Mother Nature took pity on us this year when she decided to bless us with solid soaking of rain in the third week of April. The heavens opened on the 22nd of April and, cumulatively over two days, dropped a glorious 48 mm of rain on our thirsty vineyards. In comparison to what little rain fell in April of 2015, which was only 10mm, we were truly blessed by the rain gods! The rain we received created perfect conditions to sow our cover crop which will grow into the colder months of this year before our vineyards start to bud in Spring.

Why, you may ask, are we sowing a crop when we are already nurturing vineyards to produce grapes for fine wine? Sowing a cover crop in our vineyards has a multitude of benefits and is an integral part of our integrated soil and weed management strategy, both of which have a direct impact on grape quality.

By sowing a cover crop which is quick to germinate, after we have ploughed the soil, these tiny plants quickly grow and compete with many of the cooler season weeds which take advantage of the rains we have just had. Many open fields you drive past in the winelands at this time of year are already yellow with the flowers of such a weed called Ramenas or Wild Mustard. The cover crop we have chosen will germinate rapidly and very quickly outgrow weeds like Ramenas in our mid-rows and under our vines.

Our choice in what we sow as a cover crop was based on a few important factors and some lessons we have learnt in the previous year. We have chosen two different seeds this year, Bitter Lupins and Vetch or Wieke.

Bitter Lupins have hollow stems and an upright growth habit. Eventually these plants will be waist high and bear beautiful baby pink and lapis lazuli blue flowers closer to Spring time. The other seed choice Vetch, a much finer plant, has a creeping growth habit. By planting it with these Lupins not only will the Vetch creep along the surface while it grows it but also climb the Lupin stems to further develop a thick mat which helps to smother competing weeds underneath this mat.

Another important attribute that both Lupins and Vetch share is a special ability to form a symbiotic relationship with Rhizobium bacteria present in the soils. These bacteria are housed and protected in nodules on the plants’ root systems and in exchange for the housing and protection, these bacteria take inert Nitrogen, a form of Nitrogen plants cannot use, from the atmosphere and produce Nitrogen in a form the plant is able to use for growth. This marvellous symbiotic relationship turns these, seemingly, ordinary plants into plant-food factories. The beauty of this relationship is that any excess nitrogenous compounds produced by the bacteria that plant doesn’t need, are released back into the soil for our precious vines to access.

Conventional vineyard management calls for a full surface herbicide spray in spring time which kills weeds and the cover crop you have sown, to eliminate competition with the vines as they awaken from dormancy after a cold winter and begin to bud. We choose to leave our cover crop later than most, into the first portion of spring to allow seeds the cover crop has produced to ripen. Instead of spraying harsh soil damaging chemicals to kill the cover crop in the mid-row, as budding begins, we roll our mid-rows flat with a big, heavy roller.

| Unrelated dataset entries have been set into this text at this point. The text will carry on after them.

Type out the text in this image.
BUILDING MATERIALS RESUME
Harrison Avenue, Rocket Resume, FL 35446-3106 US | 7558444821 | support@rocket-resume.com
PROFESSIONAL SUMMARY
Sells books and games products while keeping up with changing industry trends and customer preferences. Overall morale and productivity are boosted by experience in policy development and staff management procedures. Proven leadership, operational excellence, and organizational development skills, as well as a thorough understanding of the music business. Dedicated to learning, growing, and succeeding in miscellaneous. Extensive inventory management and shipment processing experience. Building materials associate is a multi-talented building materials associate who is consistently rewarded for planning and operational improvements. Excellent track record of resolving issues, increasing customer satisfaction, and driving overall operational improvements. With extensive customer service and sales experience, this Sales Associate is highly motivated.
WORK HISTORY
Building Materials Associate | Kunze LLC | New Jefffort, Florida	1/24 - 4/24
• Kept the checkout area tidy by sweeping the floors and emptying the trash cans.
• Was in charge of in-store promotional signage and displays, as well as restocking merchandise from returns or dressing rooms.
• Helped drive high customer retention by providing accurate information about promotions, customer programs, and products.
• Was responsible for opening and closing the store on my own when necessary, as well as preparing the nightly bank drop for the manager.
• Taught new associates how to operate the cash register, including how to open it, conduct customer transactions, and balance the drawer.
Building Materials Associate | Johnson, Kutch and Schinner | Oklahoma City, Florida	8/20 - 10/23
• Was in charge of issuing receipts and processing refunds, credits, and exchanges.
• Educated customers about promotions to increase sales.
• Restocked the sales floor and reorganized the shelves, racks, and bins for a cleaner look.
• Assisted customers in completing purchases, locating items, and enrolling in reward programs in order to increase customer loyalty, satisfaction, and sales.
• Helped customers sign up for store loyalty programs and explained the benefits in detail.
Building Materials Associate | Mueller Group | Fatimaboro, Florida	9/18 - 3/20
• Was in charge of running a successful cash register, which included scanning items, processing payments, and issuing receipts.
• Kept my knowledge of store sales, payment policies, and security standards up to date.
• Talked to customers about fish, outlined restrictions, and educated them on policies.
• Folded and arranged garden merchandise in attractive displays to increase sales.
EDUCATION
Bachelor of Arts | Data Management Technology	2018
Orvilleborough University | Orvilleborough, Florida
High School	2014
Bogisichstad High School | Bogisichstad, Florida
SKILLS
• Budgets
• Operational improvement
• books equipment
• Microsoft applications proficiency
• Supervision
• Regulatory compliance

By using Lupins and Vetch, as described above, the Lupins which have hollow stems will be rolled flat and the ripened seed pods will lie dormant in the soil until the following season and self-sow, thereby reducing our need to sow more seed the following year.

By choosing to use this roller and flattening the plants in the mid-rows we also have the added benefit of these flattened plants forming a thick mat of vegetative material on the soil surface. These flattened plants will eventually breakdown and increase the organic matter content of our soils thereby increasing soil health and richness. This also means that the root systems our Lupins and Vetch will remain intact and provide small channels in the soil. These channels that are formed help with water infiltration and keep our soils friable and soft. We found that we weren’t able to successfully roll the Wheat we sowed as a cover crop last year flat and had to mow our mid row. This mowing means wind blew away the plant-matter that were mown off and we lost that important organic matter.

The crop we have sown this season is growing beautifully and will soon completely fill the surface of the soil in our vineyards and continue to grow even in the cold of the winter. The importance of sowing a cover crop and the seed choice we make, at De Toren, has many functions for improving soil health and reducing our reliance on conventional chemicals for weed control. By improving and maintaining soil health our vines are better equipped for the coming growing season and they will be able to produce superior quality fruit which allows us to produce wines of such fine quality. We are always looking for ways to build on our integrated strategy in managing weeds and our soils to ensure, as custodians of this land, that we can refine our craft further and raise that bar of quality even higher.